The particular domicile in question stood in candid relief—a little more to itself than the others, perhaps forty yards from the road—and probably appearing altogether unremarkable if one glimpsed it in daylight, which none of us ever had. However, though the outside of the house was conventional enough for new homes built during that first half-decade of the 1990s, the interior was highly irregular, even downright bizarre. It was said that Willy Mann’s Uncle’s wife or mistress or housemate—the enigma of her status was consistent with everything else about the place—had been given free rein to design the interior to her fancy. For one conversant in the art of home decoration it quickly would become apparent this mysterious woman had possessed a fine eye for space and color but, for one reason or another, either had lost hold of her gifts so that they had run amok or purposefully set them loose as a dogfighter releases his pit bull when the last bet is made and the final bit of money changes hands. Indeed, it appeared almost as if the limitless freedom Willy’s Mann’s Uncle had imparted to his beloved architectural muse had driven her decisions to the maximum of hyperbole in nearly every regard. There were rooms possessed of odd shapes, painted in overpowering colors; sliding doors and hollow panels which often as not led nowhere in particular; ceilings of erratic height which seemed meant either to crowd the occupant or make them feel tiny to the point of insignificance; and long thick rugs dyed in blunt primary colors which matched neither the walls nor the trim of the room or hallway at hand.

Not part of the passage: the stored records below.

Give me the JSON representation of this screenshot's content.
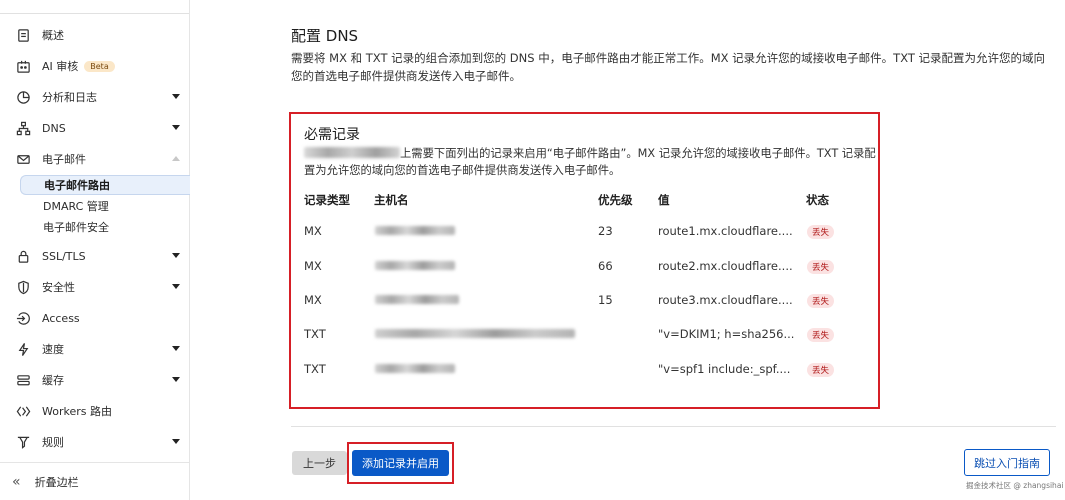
{
  "sidebar": {
    "items": [
      {
        "label": "概述",
        "icon": "document-icon"
      },
      {
        "label": "AI 审核",
        "icon": "ai-audit-icon",
        "badge": "Beta"
      },
      {
        "label": "分析和日志",
        "icon": "pie-chart-icon"
      },
      {
        "label": "DNS",
        "icon": "network-tree-icon"
      },
      {
        "label": "电子邮件",
        "icon": "email-icon"
      },
      {
        "label": "SSL/TLS",
        "icon": "lock-icon"
      },
      {
        "label": "安全性",
        "icon": "shield-icon"
      },
      {
        "label": "Access",
        "icon": "access-icon"
      },
      {
        "label": "速度",
        "icon": "lightning-icon"
      },
      {
        "label": "缓存",
        "icon": "cache-stack-icon"
      },
      {
        "label": "Workers 路由",
        "icon": "workers-icon"
      },
      {
        "label": "规则",
        "icon": "rules-funnel-icon"
      }
    ],
    "email_sub": [
      "电子邮件路由",
      "DMARC 管理",
      "电子邮件安全"
    ],
    "collapse_label": "折叠边栏"
  },
  "main": {
    "title": "配置 DNS",
    "description": "需要将 MX 和 TXT 记录的组合添加到您的 DNS 中，电子邮件路由才能正常工作。MX 记录允许您的域接收电子邮件。TXT 记录配置为允许您的域向您的首选电子邮件提供商发送传入电子邮件。"
  },
  "records": {
    "title": "必需记录",
    "description_rest": "上需要下面列出的记录来启用“电子邮件路由”。MX 记录允许您的域接收电子邮件。TXT 记录配置为允许您的域向您的首选电子邮件提供商发送传入电子邮件。",
    "headers": {
      "type": "记录类型",
      "host": "主机名",
      "priority": "优先级",
      "value": "值",
      "status": "状态"
    },
    "rows": [
      {
        "type": "MX",
        "priority": "23",
        "value": "route1.mx.cloudflare....",
        "status": "丢失"
      },
      {
        "type": "MX",
        "priority": "66",
        "value": "route2.mx.cloudflare....",
        "status": "丢失"
      },
      {
        "type": "MX",
        "priority": "15",
        "value": "route3.mx.cloudflare....",
        "status": "丢失"
      },
      {
        "type": "TXT",
        "priority": "",
        "value": "\"v=DKIM1; h=sha256...",
        "status": "丢失"
      },
      {
        "type": "TXT",
        "priority": "",
        "value": "\"v=spf1 include:_spf....",
        "status": "丢失"
      }
    ]
  },
  "buttons": {
    "prev": "上一步",
    "add": "添加记录并启用",
    "skip": "跳过入门指南"
  },
  "watermark": "掘金技术社区 @ zhangsihai",
  "colors": {
    "primary": "#0a59c7",
    "highlight": "#d61f26",
    "badge_bg": "#fbe2e2"
  }
}
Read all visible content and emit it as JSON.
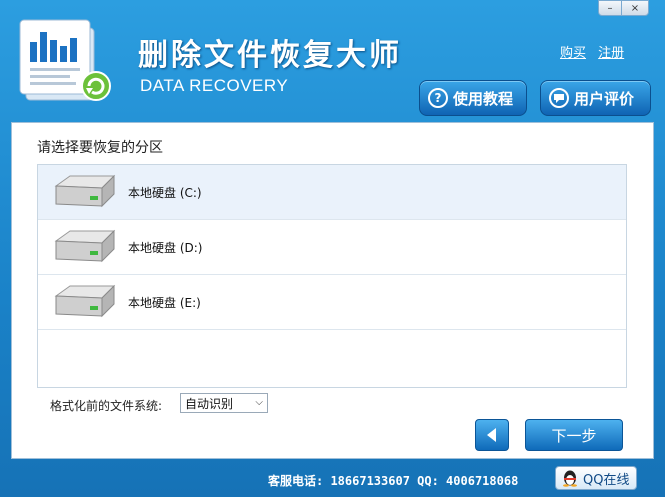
{
  "app": {
    "title_cn": "删除文件恢复大师",
    "title_en": "DATA RECOVERY"
  },
  "window_controls": {
    "minimize": "–",
    "close": "×"
  },
  "header_links": {
    "buy": "购买",
    "register": "注册"
  },
  "header_buttons": {
    "guide": {
      "label": "使用教程",
      "icon": "question-icon"
    },
    "review": {
      "label": "用户评价",
      "icon": "comment-icon"
    }
  },
  "main": {
    "prompt": "请选择要恢复的分区",
    "partitions": [
      {
        "label": "本地硬盘 (C:)",
        "selected": true
      },
      {
        "label": "本地硬盘 (D:)",
        "selected": false
      },
      {
        "label": "本地硬盘 (E:)",
        "selected": false
      }
    ],
    "fs_label": "格式化前的文件系统:",
    "fs_value": "自动识别",
    "back_icon": "triangle-left-icon",
    "next_label": "下一步"
  },
  "footer": {
    "contact": "客服电话: 18667133607 QQ: 4006718068",
    "qq_label": "QQ在线"
  },
  "colors": {
    "accent": "#1a82c8",
    "button": "#0f6ab9",
    "selected_row": "#eaf2fb"
  }
}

As a result of these features the whole physics of the place seemed askew or even reversed and, as if this eclecticism wanted yet another variable, it was rumored that upon the completion of the home the mysterious woman had taken up residence on the side of the structure she had designed especially for her own habitation only to make the tardy revelation that it faced north and, what’s more, stood almost next to a thick stand of full grown bushy cedars and stately Virginia pines, so that it remained perpetually darker and colder than the rest of the domicile. Her solution, it was recounted, rather than having the trees cut or moving her effects into the opposite end of the house and forsaking her most favored colors, secret panels, and oddly shaped rooms, was to quit the place entirely—and apparently forever—leaving Willy Mann’s Uncle with a freakish alien home that afforded him neither joy nor comfort and, indeed, became a place he was reputed to visit but rarely, though apparently he had made no attempt to sell it.
Here it should be pointed out that of Willy Mann’s Uncle no one knew a thing either—not even his name. He was as mysterious as that departed female we referred to, not without a certain measure of awe and reverence, as Willy Mann’s Uncle’s Woman. Though we frequented his house weekend after alcohol-soaked weekend, no one of our acquaintance had ever laid eyes on him. Willy Mann himself we did know as a peripheral athlete, partier, and classmate—fast to laugh and even faster to take up whatever mischief might offer itself to his twinkling eyes and ready smile. Purposefully vague in his answers and apparently viewing the ritual of these parties as a delightful whimsical game, he was of little assistance to those few who bothered asking him about the man whose house they regularly occupied and occasionally trashed. Indeed, Willy Mann lived at that time what must have been a fascinating existence, at once poor and extravagant: electing to act out a meager sort of social role himself, yet flinging open the doors of his uncle’s abandoned house to any and all comers.